Reputation: 76067
This is better explained with an example. I want to achieve an split like this:
two-separate-tokens-this--is--just--one--token-another
->
["two", "separate", "tokens", "this--is--just--one--token", "another"]
I naively tried str.split(/-(?!-)/)
and it won't match the first occurrence of double delimiters, but it will match the second (as it is not followed by the delimiter):
["two", "separate", "tokens", "this-", "is-", "just-", "one-", "token", "another"]
Do I have a better alternative than looping through the string?
By the way, the next step should be replacing the two consecutive delimiters by just one, so it's kind of escaping the delimiter by repeating it... So the final result would be this:
["two", "separate", "tokens", "this-is-just-one-token", "another"]
If that can be achieved in just one step, that should be really awesome!
Upvotes: 6
Views: 2335
Reputation: 43673
str.match(/(?!-)(.*?[^\-])(?=(?:-(?!-)|$))/g);
Check this fiddle.
Explanation:
Non-greedy pattern (?!-)(.*?[^\-])
match a string that does not start and does not end with dash character and pattern (?=(?:-(?!-)|$))
requires such match to be followed by single dash character or by end of line. Modifier /g
forces function match
to find all occurrences, not just a single (first) one.
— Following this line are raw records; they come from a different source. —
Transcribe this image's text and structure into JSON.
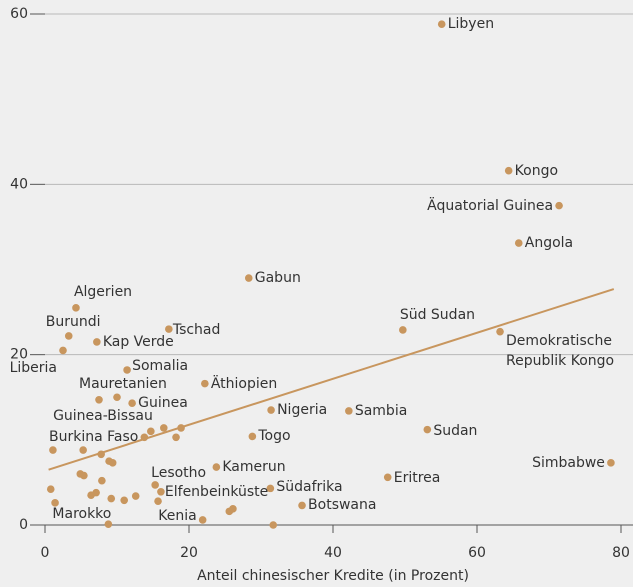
{
  "chart_data": {
    "type": "scatter",
    "color": "#c8965e",
    "xlabel": "Anteil chinesischer Kredite (in Prozent)",
    "x": [
      55.1,
      64.4,
      71.4,
      65.8,
      28.3,
      49.7,
      63.2,
      4.3,
      3.3,
      7.2,
      2.5,
      17.2,
      11.4,
      10.0,
      22.2,
      12.1,
      14.7,
      13.8,
      31.4,
      28.8,
      42.2,
      53.1,
      78.6,
      47.6,
      23.8,
      15.3,
      16.1,
      31.3,
      35.7,
      21.9,
      8.8,
      7.5,
      16.5,
      18.9,
      18.2,
      1.1,
      5.3,
      7.8,
      8.9,
      9.4,
      4.9,
      5.4,
      0.8,
      1.4,
      7.9,
      6.4,
      7.1,
      9.2,
      11.0,
      12.6,
      15.7,
      25.6,
      26.1,
      31.7
    ],
    "values": [
      58.8,
      41.6,
      37.5,
      33.1,
      29.0,
      22.9,
      22.7,
      25.5,
      22.2,
      21.5,
      20.5,
      23.0,
      18.2,
      15.0,
      16.6,
      14.3,
      11.0,
      10.3,
      13.5,
      10.4,
      13.4,
      11.2,
      7.3,
      5.6,
      6.8,
      4.7,
      3.9,
      4.3,
      2.3,
      0.6,
      0.1,
      14.7,
      11.4,
      11.4,
      10.3,
      8.8,
      8.8,
      8.3,
      7.5,
      7.3,
      6.0,
      5.8,
      4.2,
      2.6,
      5.2,
      3.5,
      3.8,
      3.1,
      2.9,
      3.4,
      2.8,
      1.6,
      1.9,
      0.0
    ],
    "labels": [
      "Libyen",
      "Kongo",
      "Äquatorial Guinea",
      "Angola",
      "Gabun",
      "Süd Sudan",
      "Demokratische Republik Kongo",
      "Algerien",
      "Burundi",
      "Kap Verde",
      "Liberia",
      "Tschad",
      "Somalia",
      "Mauretanien",
      "Äthiopien",
      "Guinea",
      "Guinea-Bissau",
      "Burkina Faso",
      "Nigeria",
      "Togo",
      "Sambia",
      "Sudan",
      "Simbabwe",
      "Eritrea",
      "Kamerun",
      "Lesotho",
      "Elfenbeinküste",
      "Südafrika",
      "Botswana",
      "Kenia",
      "Marokko",
      null,
      null,
      null,
      null,
      null,
      null,
      null,
      null,
      null,
      null,
      null,
      null,
      null,
      null,
      null,
      null,
      null,
      null,
      null,
      null,
      null,
      null,
      null
    ],
    "trendline": {
      "x": [
        0.5,
        79
      ],
      "values": [
        6.5,
        27.7
      ]
    },
    "xlim": [
      0,
      80
    ],
    "xticks": [
      0,
      20,
      40,
      60,
      80
    ],
    "ylim": [
      0,
      60
    ],
    "yticks": [
      0,
      20,
      40,
      60
    ],
    "grid": true
  }
}
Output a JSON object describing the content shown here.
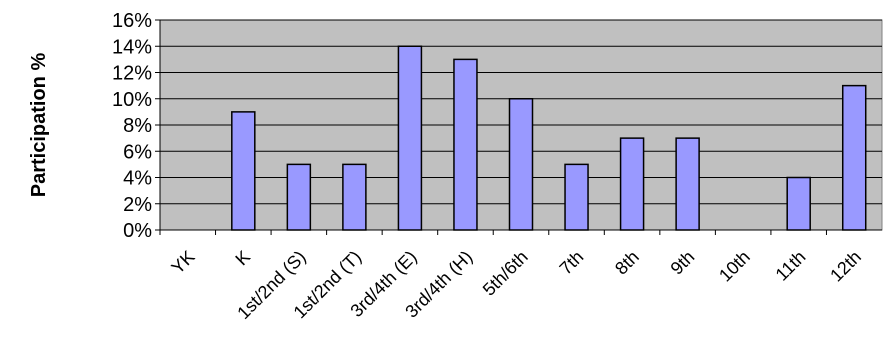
{
  "chart_data": {
    "type": "bar",
    "title": "",
    "xlabel": "",
    "ylabel": "Participation %",
    "ylim": [
      0,
      16
    ],
    "yticks": [
      "0%",
      "2%",
      "4%",
      "6%",
      "8%",
      "10%",
      "12%",
      "14%",
      "16%"
    ],
    "categories": [
      "YK",
      "K",
      "1st/2nd (S)",
      "1st/2nd (T)",
      "3rd/4th (E)",
      "3rd/4th (H)",
      "5th/6th",
      "7th",
      "8th",
      "9th",
      "10th",
      "11th",
      "12th"
    ],
    "values": [
      0,
      9,
      5,
      5,
      14,
      13,
      10,
      5,
      7,
      7,
      0,
      4,
      11
    ],
    "colors": {
      "plot_background": "#c0c0c0",
      "bar_fill": "#9999ff",
      "bar_stroke": "#000000",
      "gridline": "#000000"
    },
    "grid": true
  }
}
Edit (based on OP's comment):
str.match(/(?:[^\-]|--)+/g);
Check this fiddle.
Explanation:
Pattern (?:[^\-]|--)
will match non-dash character or double-dash string. Sign +
says that such matching from the previous pattern should be multiplied as many times as can. Modifier /g
forces function match
to find all occurrences, not just a single (first) one.
Note:
Pattern /(?:[^-]|--)+/g
works in Javascript as well, but JSLint requires to escape -
inside of square brackets, otherwise it comes with error.
Upvotes: 8
Reputation: 75232
@Ωmega has the right idea in using match
instead of split
, but his regex is more complicated than it needs to be. Try this one:
s.match(/[^-]+(?:--[^-]+)*/g);
It reads exactly the way you expect it to work: Consume one or more non-hyphens, and if you encounter a double hyphen, consume that and go on consuming non-hyphens. Repeat as necessary.
EDIT: Apparently the source string may contain runs of two or more consecutive hyphens, which should not be treated as delimiters. That can be handled by adding a +
to the second hyphen:
s.match(/[^-]+(?:--+[^-]+)*/g);
You can also use a {min,max}
quantifier:
s.match(/[^-]+(?:-{2,}[^-]+)*/g);
Upvotes: 2
Reputation: 76067
Given that the regular expressions weren't very good with edge cases (like 5 consecutive delimiters) and I had to deal with replacing the double delimiters with a single one (and then again it would get tricky because '----'.replace('--', '-')
gives '---'
rather than '--'
)
I wrote a function that loops over the characters and does everything in one go (although I'm concerned that using the string accumulator can be slow :-s)
f = function(id, delim) {
var result = [];
var acc = '';
var i = 0;
while(i < id.length) {
if (id[i] == delim) {
if (id[i+1] == delim) {
acc += delim;
i++;
} else {
result.push(acc);
acc = '';
}
} else {
acc += id[i];
}
i++;
}
if (acc != '') {
result.push(acc);
}
return result;
}
and some tests:
> f('a-b--', '-')
["a", "b-"]
> f('a-b---', '-')
["a", "b-"]
> f('a-b---c', '-')
["a", "b-", "c"]
> f('a-b----c', '-')
["a", "b--c"]
> f('a-b----c-', '-')
["a", "b--c"]
> f('a-b----c-d', '-')
["a", "b--c", "d"]
> f('a-b-----c-d', '-')
["a", "b--", "c", "d"]
(If the last token is empty, it's meant to be skipped)
Upvotes: 0
Reputation: 10738
You can achieve this without negative lookbehind (as @jbabey mentioned these are not supported in JS) like that (inspired by this article):
\b-\b
Upvotes: 0
Reputation: 707376
I don't know how to do it purely with the regex engine in JS. You could do it this way that is a little less involved than manually parsing:
var str = "two-separate-tokens-this--is--just--one--token-another";
str = str.replace(/--/g, "#!!#");
var split = str.split(/-/);
for (var i = 0; i < split.length; i++) {
split[i] = split[i].replace(/#!!#/g, "--");
}
Working demo: http://jsfiddle.net/jfriend00/hAhAB/
Upvotes: 0
Reputation: 46647
You would need a negative lookbehind assertion as well as your negative lookahead:
(?<!-)-(?!-)
Unfortunately the javascript regular expression parser does not support negative lookbehinds, I believe the only workaround is to inspect your results afterwards and remove any matches that would have failed the lookbehind assertion (or in this case, combine them back into a single match).
Upvotes: 2